A prospective randomised controlled trial of antimicrobial prophylaxis in hydrocephalus shunt surgery.

Despite attempts to reduce their incidence, shunt infections remain a major complication of the treatment of hydrocephalus. Various forms of antimicrobial prophylaxis are in use, but no controlled, statistically valid trial has been conducted to assess their efficacy. Such a trial was therefore carried out and its design is described here. After a 1-year retrospective and prospective study by members of the United Kingdom Hydrocephalus Group to establish feasibility and infection rates, a statistical study showed that at least 712 patients would be required. Six centres were enrolled to fulfil these requirements, and ethical committee approval was obtained at each.

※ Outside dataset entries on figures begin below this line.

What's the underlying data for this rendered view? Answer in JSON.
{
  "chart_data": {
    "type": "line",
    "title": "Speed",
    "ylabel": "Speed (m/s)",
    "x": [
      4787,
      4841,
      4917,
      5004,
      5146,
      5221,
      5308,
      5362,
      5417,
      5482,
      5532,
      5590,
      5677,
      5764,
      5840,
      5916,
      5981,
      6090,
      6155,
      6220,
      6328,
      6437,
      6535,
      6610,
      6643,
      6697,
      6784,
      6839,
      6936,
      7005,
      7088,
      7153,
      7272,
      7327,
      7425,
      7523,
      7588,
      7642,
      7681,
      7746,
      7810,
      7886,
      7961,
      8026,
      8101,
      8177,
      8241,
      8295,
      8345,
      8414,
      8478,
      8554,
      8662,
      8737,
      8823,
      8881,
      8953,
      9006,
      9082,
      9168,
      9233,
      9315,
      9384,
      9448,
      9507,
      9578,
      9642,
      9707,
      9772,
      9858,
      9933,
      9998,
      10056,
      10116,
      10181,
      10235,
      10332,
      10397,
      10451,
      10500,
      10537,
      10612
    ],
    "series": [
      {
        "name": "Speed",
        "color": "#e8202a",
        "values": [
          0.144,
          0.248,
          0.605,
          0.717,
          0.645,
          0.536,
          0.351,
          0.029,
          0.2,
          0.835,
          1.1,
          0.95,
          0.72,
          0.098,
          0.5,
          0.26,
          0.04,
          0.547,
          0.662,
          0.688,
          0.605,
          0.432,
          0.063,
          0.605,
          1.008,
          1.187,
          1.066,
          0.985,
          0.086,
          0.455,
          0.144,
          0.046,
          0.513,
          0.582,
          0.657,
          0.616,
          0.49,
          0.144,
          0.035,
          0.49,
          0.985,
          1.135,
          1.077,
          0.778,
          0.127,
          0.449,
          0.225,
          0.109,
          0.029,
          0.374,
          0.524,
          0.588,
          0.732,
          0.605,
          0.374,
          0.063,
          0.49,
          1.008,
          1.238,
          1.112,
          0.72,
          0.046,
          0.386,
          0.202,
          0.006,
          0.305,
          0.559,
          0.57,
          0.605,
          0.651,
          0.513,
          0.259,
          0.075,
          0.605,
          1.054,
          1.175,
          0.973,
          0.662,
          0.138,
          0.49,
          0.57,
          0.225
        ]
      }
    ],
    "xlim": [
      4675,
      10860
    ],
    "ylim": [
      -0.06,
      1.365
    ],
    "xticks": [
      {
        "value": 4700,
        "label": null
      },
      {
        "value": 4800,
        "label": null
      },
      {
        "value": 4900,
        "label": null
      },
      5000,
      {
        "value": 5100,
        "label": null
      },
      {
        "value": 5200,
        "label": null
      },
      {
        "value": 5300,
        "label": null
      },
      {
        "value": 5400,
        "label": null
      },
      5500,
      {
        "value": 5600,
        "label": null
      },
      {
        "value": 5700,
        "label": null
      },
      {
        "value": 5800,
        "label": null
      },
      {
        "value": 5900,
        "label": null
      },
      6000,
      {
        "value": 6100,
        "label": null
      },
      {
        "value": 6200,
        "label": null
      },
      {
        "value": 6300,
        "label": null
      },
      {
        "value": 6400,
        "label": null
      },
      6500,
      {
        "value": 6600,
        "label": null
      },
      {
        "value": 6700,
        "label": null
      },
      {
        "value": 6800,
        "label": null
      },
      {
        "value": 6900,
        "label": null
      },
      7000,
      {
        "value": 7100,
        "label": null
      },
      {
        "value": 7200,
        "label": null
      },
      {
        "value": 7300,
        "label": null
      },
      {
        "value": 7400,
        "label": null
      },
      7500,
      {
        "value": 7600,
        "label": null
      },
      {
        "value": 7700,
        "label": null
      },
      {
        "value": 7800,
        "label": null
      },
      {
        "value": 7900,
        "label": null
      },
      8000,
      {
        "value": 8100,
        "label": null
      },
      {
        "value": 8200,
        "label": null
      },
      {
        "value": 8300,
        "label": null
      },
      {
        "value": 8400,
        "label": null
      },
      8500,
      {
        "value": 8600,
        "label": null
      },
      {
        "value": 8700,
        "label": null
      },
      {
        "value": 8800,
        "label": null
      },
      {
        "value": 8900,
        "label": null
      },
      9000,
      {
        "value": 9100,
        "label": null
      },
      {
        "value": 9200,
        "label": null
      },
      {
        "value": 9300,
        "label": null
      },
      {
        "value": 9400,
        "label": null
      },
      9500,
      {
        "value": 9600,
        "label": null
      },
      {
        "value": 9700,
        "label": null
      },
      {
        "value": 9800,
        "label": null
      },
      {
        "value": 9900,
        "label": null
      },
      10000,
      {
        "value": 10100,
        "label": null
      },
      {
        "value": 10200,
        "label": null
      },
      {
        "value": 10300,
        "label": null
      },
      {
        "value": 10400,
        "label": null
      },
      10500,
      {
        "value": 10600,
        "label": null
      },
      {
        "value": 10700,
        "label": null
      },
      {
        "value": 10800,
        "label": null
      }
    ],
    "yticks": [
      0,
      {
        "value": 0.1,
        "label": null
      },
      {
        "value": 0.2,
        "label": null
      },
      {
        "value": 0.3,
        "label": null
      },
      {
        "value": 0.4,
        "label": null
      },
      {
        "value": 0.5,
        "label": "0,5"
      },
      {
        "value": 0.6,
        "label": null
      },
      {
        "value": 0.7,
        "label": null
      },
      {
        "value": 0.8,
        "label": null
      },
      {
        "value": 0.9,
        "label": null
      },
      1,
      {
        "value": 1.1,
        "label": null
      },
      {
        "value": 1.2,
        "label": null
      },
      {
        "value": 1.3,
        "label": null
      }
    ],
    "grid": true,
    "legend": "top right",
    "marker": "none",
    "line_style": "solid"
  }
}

The chosen prophylactic regimen was 10 mg vancomycin administered into the ventricular system during surgery. Adults and children undergoing insertion or revision of ventriculoperitoneal shunts were included unless they were receiving therapeutic antimicrobials. Randomisation was by computer-generated numbers. Controls received the antimicrobial regimen, if any, currently used in that centre, the only difference between the two groups being intraventricular vancomycin in the test group. Diagnosis of shunt infection included accepted clinical and microbiological criteria reinforced by measurement of serum C-reactive protein levels. Follow-up was for at least six months. After 2.5 years only 158 patients had been enrolled in the trial, 80 controls and 78 tests. There were 5 preventable infections in the control group and 2 in the test group. In view of the small total the planned statistical analysis was not possible. Therefore, while no problems were encountered with toxicity, the trial failed to enroll enough patients to answer the question of efficacy of antimicrobial prophylaxis in shunt surgery and the reasons for this are discussed.